6.2 The Thermodynamic Temperature Scale

The considerations of Carnot cycles in this section have not mentioned the working medium. They are thus not limited to an ideal gas and hold for Carnot cycles with any medium. Earlier we derived the Carnot efficiency with an ideal gas as a medium and the temperature definition used in the ideal gas equation was not essential to the thermodynamic arguments. More specifically, we can define a thermodynamic temperature scale that is independent of the working medium. To see this, consider the situation shown below in Figure 6.2, which has three reversible cycles.
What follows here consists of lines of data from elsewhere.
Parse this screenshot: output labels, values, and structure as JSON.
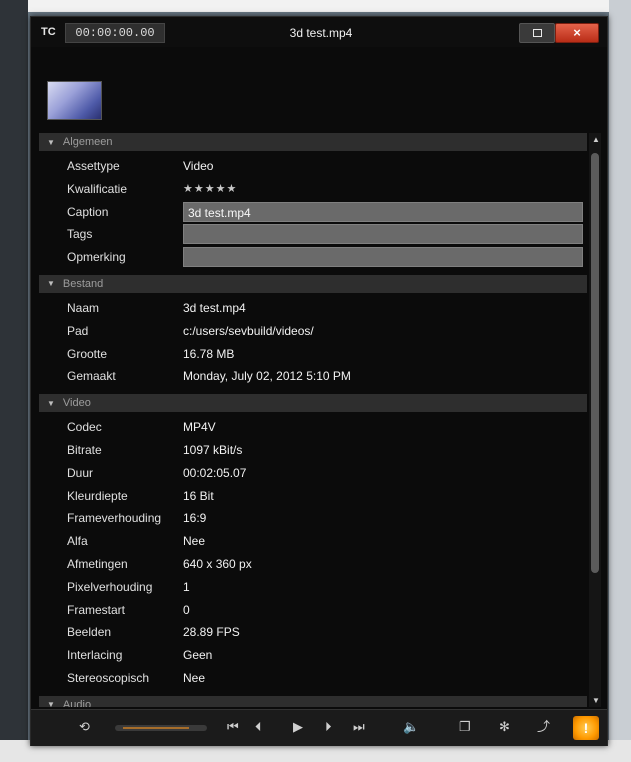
{
  "titlebar": {
    "tc_label": "TC",
    "timecode": "00:00:00.00",
    "title": "3d test.mp4",
    "close_glyph": "×"
  },
  "sections": {
    "algemeen": {
      "header": "Algemeen",
      "rows": [
        {
          "label": "Assettype",
          "value": "Video"
        },
        {
          "label": "Kwalificatie",
          "value": "★★★★★"
        },
        {
          "label": "Caption",
          "value": "3d test.mp4"
        },
        {
          "label": "Tags",
          "value": ""
        },
        {
          "label": "Opmerking",
          "value": ""
        }
      ]
    },
    "bestand": {
      "header": "Bestand",
      "rows": [
        {
          "label": "Naam",
          "value": "3d test.mp4"
        },
        {
          "label": "Pad",
          "value": "c:/users/sevbuild/videos/"
        },
        {
          "label": "Grootte",
          "value": "16.78 MB"
        },
        {
          "label": "Gemaakt",
          "value": "Monday, July 02, 2012 5:10 PM"
        }
      ]
    },
    "video": {
      "header": "Video",
      "rows": [
        {
          "label": "Codec",
          "value": "MP4V"
        },
        {
          "label": "Bitrate",
          "value": "1097 kBit/s"
        },
        {
          "label": "Duur",
          "value": "00:02:05.07"
        },
        {
          "label": "Kleurdiepte",
          "value": "16 Bit"
        },
        {
          "label": "Frameverhouding",
          "value": "16:9"
        },
        {
          "label": "Alfa",
          "value": "Nee"
        },
        {
          "label": "Afmetingen",
          "value": "640 x 360 px"
        },
        {
          "label": "Pixelverhouding",
          "value": "1"
        },
        {
          "label": "Framestart",
          "value": "0"
        },
        {
          "label": "Beelden",
          "value": "28.89 FPS"
        },
        {
          "label": "Interlacing",
          "value": "Geen"
        },
        {
          "label": "Stereoscopisch",
          "value": "Nee"
        }
      ]
    },
    "audio": {
      "header": "Audio"
    }
  },
  "colors": {
    "window_bg": "#0b0b0b",
    "section_header_bg": "#2e2e2e",
    "close_red": "#d14a32",
    "accent_orange": "#ff9a00"
  },
  "icons": {
    "loop": "⟲",
    "to_start": "⏮",
    "prev_frame": "⏴",
    "play": "▶",
    "next_frame": "⏵",
    "to_end": "⏭",
    "volume": "🔈",
    "pages": "❐",
    "gear": "✻",
    "export": "⤴",
    "info": "!"
  }
}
There is a high temperature heat reservoir at $ T_1$ and a low temperature heat reservoir at $ T_3$ . For any two temperatures $ T_1$ , $ T_2$ , the ratio of the magnitudes of the heat absorbed and rejected in a Carnot cycle has the same value for all systems.

Figure 6.2: Arrangement of heat engines to demonstrate the thermodynamic temperature scale
Image fig3temperaturescale_web

We choose the cycles so $ Q_1$ is the same for A and C. Also $ Q_3$ is the same for B and C. For a Carnot cycle

$\displaystyle \eta =1+\frac{Q_L}{Q_H} = F(T_L,\;T_H);\;\eta\textrm{ is only
a function of temperature.}$

Also

$\displaystyle \frac{Q_1}{Q_2}= F(T_1,\; T_2),$

$\displaystyle \frac{Q_2}{Q_3}= F(T_2,\; T_3),$

$\displaystyle \frac{Q_1}{Q_3}= F(T_1,\; T_3).$

But

$\displaystyle \frac{Q_1}{Q_3}=\frac{Q_1}{Q_2}\frac{Q_2}{Q_3}.$

Hence

$\displaystyle \underbrace{F(T_1,\;T_3)}_\textrm{Not a function of $T_2$}
= \underbrace{F(T_1,\;T_2)\times F(T_2,\;T_3)}_\textrm{Cannot be a
function of $T_2$}.$

We thus conclude that $ F(T_1,\;T_2)$ has the form $ f(T_1)/f(T_2)$ , and similarly $ F(T_2,\;T_3)=f(T_2)/f(T_3)$ . The ratio of the heat exchanged is therefore

$\displaystyle \frac{Q_1}{Q_3}=F(T_1,\;T_3)=\frac{f(T_1)}{f(T_3)}.$

In general,

$\displaystyle \frac{Q_H}{Q_L} =\frac{f(T_H)}{f(T_L)},$

so that the ratio of the heat exchanged is a function of the temperature. We could choose any function that is monotonic, and one choice is the simplest: $ f(T)=T$ . This is the thermodynamic scale of temperature, $ Q_H/Q_L = T_H/T_L$ . The temperature defined in this manner is the same as that for the ideal gas; the thermodynamic temperature scale and the ideal gas scale are equivalent.